Canadians recognize the value of high-quality infrastructure. They know that improved infrastructure can generate long-term economic and social benefits for their communities. Climate change, emerging technologies, increasing urbanization, evolving social and capital needs, and challenges in rural and northern communities influence the kind of infrastructure needed in the 21st century. These external factors drive the need for a comprehensive long-term infrastructure plan.

In 2016, the Government of Canada laid the foundation for a new long-term plan with immediate investments focused on improving and modernizing the country's most critical infrastructure. Additional investments announced in the 2016 Fall Economic Statement, will focus on five key areas: public transit; green infrastructure; social infrastructure; trade and transportation infrastructure; and rural and northern communities. To align with the new investments, Infrastructure Canada has made changes to its existing transfer payment programs to make them more flexible and responsive.

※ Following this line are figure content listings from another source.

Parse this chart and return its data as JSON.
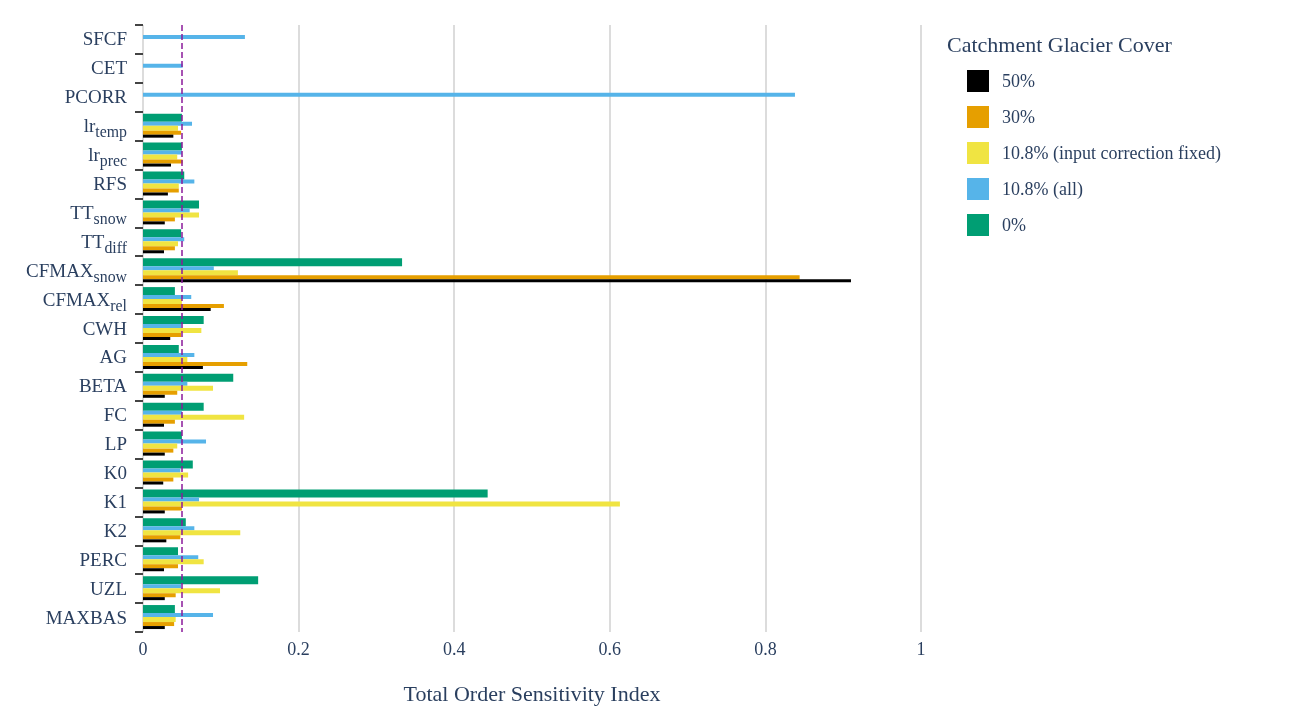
{
  "chart_data": {
    "type": "bar",
    "orientation": "horizontal",
    "xlabel": "Total Order Sensitivity Index",
    "legend_title": "Catchment Glacier Cover",
    "categories": [
      "SFCF",
      "CET",
      "PCORR",
      "lr$_{temp}$",
      "lr$_{prec}$",
      "RFS",
      "TT$_{snow}$",
      "TT$_{diff}$",
      "CFMAX$_{snow}$",
      "CFMAX$_{rel}$",
      "CWH",
      "AG",
      "BETA",
      "FC",
      "LP",
      "K0",
      "K1",
      "K2",
      "PERC",
      "UZL",
      "MAXBAS"
    ],
    "series": [
      {
        "name": "50%",
        "color": "#000000",
        "values": [
          null,
          null,
          null,
          0.039,
          0.036,
          0.032,
          0.028,
          0.027,
          0.91,
          0.087,
          0.035,
          0.077,
          0.028,
          0.027,
          0.028,
          0.026,
          0.028,
          0.03,
          0.027,
          0.028,
          0.028
        ]
      },
      {
        "name": "30%",
        "color": "#e69f00",
        "values": [
          null,
          null,
          null,
          0.049,
          0.051,
          0.046,
          0.041,
          0.041,
          0.844,
          0.104,
          0.049,
          0.134,
          0.044,
          0.041,
          0.039,
          0.039,
          0.05,
          0.048,
          0.045,
          0.042,
          0.04
        ]
      },
      {
        "name": "10.8% (input correction fixed)",
        "color": "#f0e442",
        "values": [
          null,
          null,
          null,
          0.045,
          0.044,
          0.046,
          0.072,
          0.045,
          0.122,
          0.05,
          0.075,
          0.057,
          0.09,
          0.13,
          0.044,
          0.058,
          0.613,
          0.125,
          0.078,
          0.099,
          0.042
        ]
      },
      {
        "name": "10.8% (all)",
        "color": "#56b4e9",
        "values": [
          0.131,
          0.051,
          0.838,
          0.063,
          0.05,
          0.066,
          0.06,
          0.053,
          0.091,
          0.062,
          0.049,
          0.066,
          0.057,
          0.05,
          0.081,
          0.048,
          0.072,
          0.066,
          0.071,
          0.049,
          0.09
        ]
      },
      {
        "name": "0%",
        "color": "#009e73",
        "values": [
          null,
          null,
          null,
          0.05,
          0.05,
          0.053,
          0.072,
          0.049,
          0.333,
          0.041,
          0.078,
          0.046,
          0.116,
          0.078,
          0.05,
          0.064,
          0.443,
          0.055,
          0.045,
          0.148,
          0.041
        ]
      }
    ],
    "xlim": [
      0,
      1
    ],
    "xticks": [
      0,
      0.2,
      0.4,
      0.6,
      0.8,
      1
    ],
    "ref_lines": [
      {
        "axis": "x",
        "value": 0.05,
        "color": "#8b1a9b",
        "line_style": "dashed"
      }
    ],
    "grid": "x",
    "legend": "top right"
  }
}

Critical trade infrastructure will continue to receive special attention, as Infrastructure Canada continues to oversee the New Champlain Bridge Corridor project and to support the Windsor-Detroit Bridge Authority to advance the Gordie Howe International Bridge project.

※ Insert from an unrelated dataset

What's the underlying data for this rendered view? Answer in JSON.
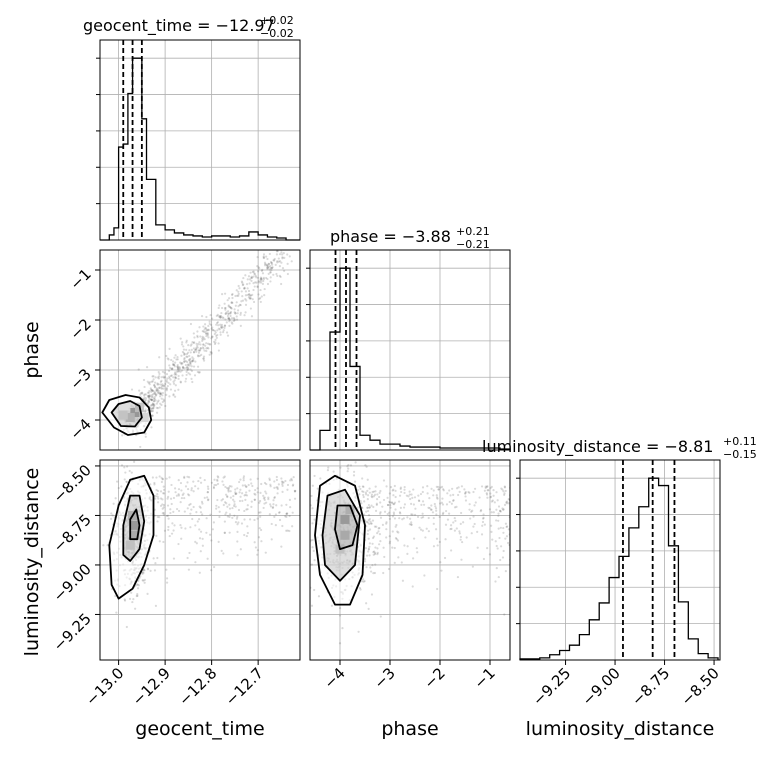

The Government of Canada is committed to instill a culture of measurement, evaluation and innovation in program and policy design and delivery. Accordingly, Infrastructure Canada will experiment with new approaches in delivering federal infrastructure initiatives through the Investing in Canada plan and to explore ways to address key barriers and challenges to the adoption of innovation in the infrastructure realm. For example, Infrastructure Canada will work closely with partners to develop integrated and flexible bilateral funding agreements. Whereas past approaches encompassed the delivery of various federal programs with several different project eligibility criteria, these integrated bilateral agreements will streamline the Department's programming to deliver long-term funding to provinces and territories that would be both flexible and responsive to regional-specific needs while advancing national objectives. The Canada Infrastructure Bank represents another innovative approach as it would be a new kind of institution in Canada. The Bank would be responsible for executing complex infrastructure deals using a wide range of financial instruments. Another example of Infrastructure Canada's experimentation and innovation is the Smart Cities Challenge, a transfer payment program that calls for open policy-making and the co-creation of ambitious plans in partnership with stakeholders, civil society, citizens and other governments with a view to improving the quality of life for urban residents, through better city planning and implementation of clean, digitally connected technology including greener buildings, smart roads and energy systems, and advanced digital connectivity for homes and businesses.

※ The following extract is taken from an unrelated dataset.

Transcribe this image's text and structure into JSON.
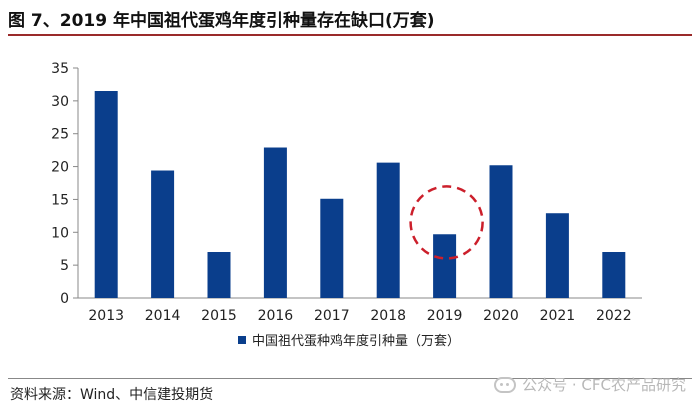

In addition, in support of the Government of Canada's Innovation Agenda, Infrastructure Canada will engage with other partners (including the Federation of Canadian Municipalities) to explore ways to: boost innovation in smart technologies and new materials that would enable Canada's construction sector to increase productivity; provide more cost-effective and sustainable solutions to address infrastructure needs; and improve procurement and asset management practices.

Reporting, audit and evaluation processes will be put in place to measure the impact of the experimental initiatives that Infrastructure Canada will be undertaking.

Clear outcomes with measurable performance indicators and targets will be established in order to monitor the progress and communicate real results achieved to Canadians. The achievement of federal outcomes is dependent on our key partners delivering on their responsibilities, including provinces, territories and municipalities. In addition, there will be a need for greater collaboration across the federal government to provide consistent information and tell the story of infrastructure investments to Canadians about how these investments are building stronger communities. To this end, Infrastructure Canada will collaborate with federal departments and agencies, all orders of government and other strategic partners whose activities complement those of the Department to refine the performance measures of all its programs to be more outcomes-based.

To achieve the ambitious scope of the Department's plans, Infrastructure Canada will continue to support a healthy and respectful work environment where employees can thrive.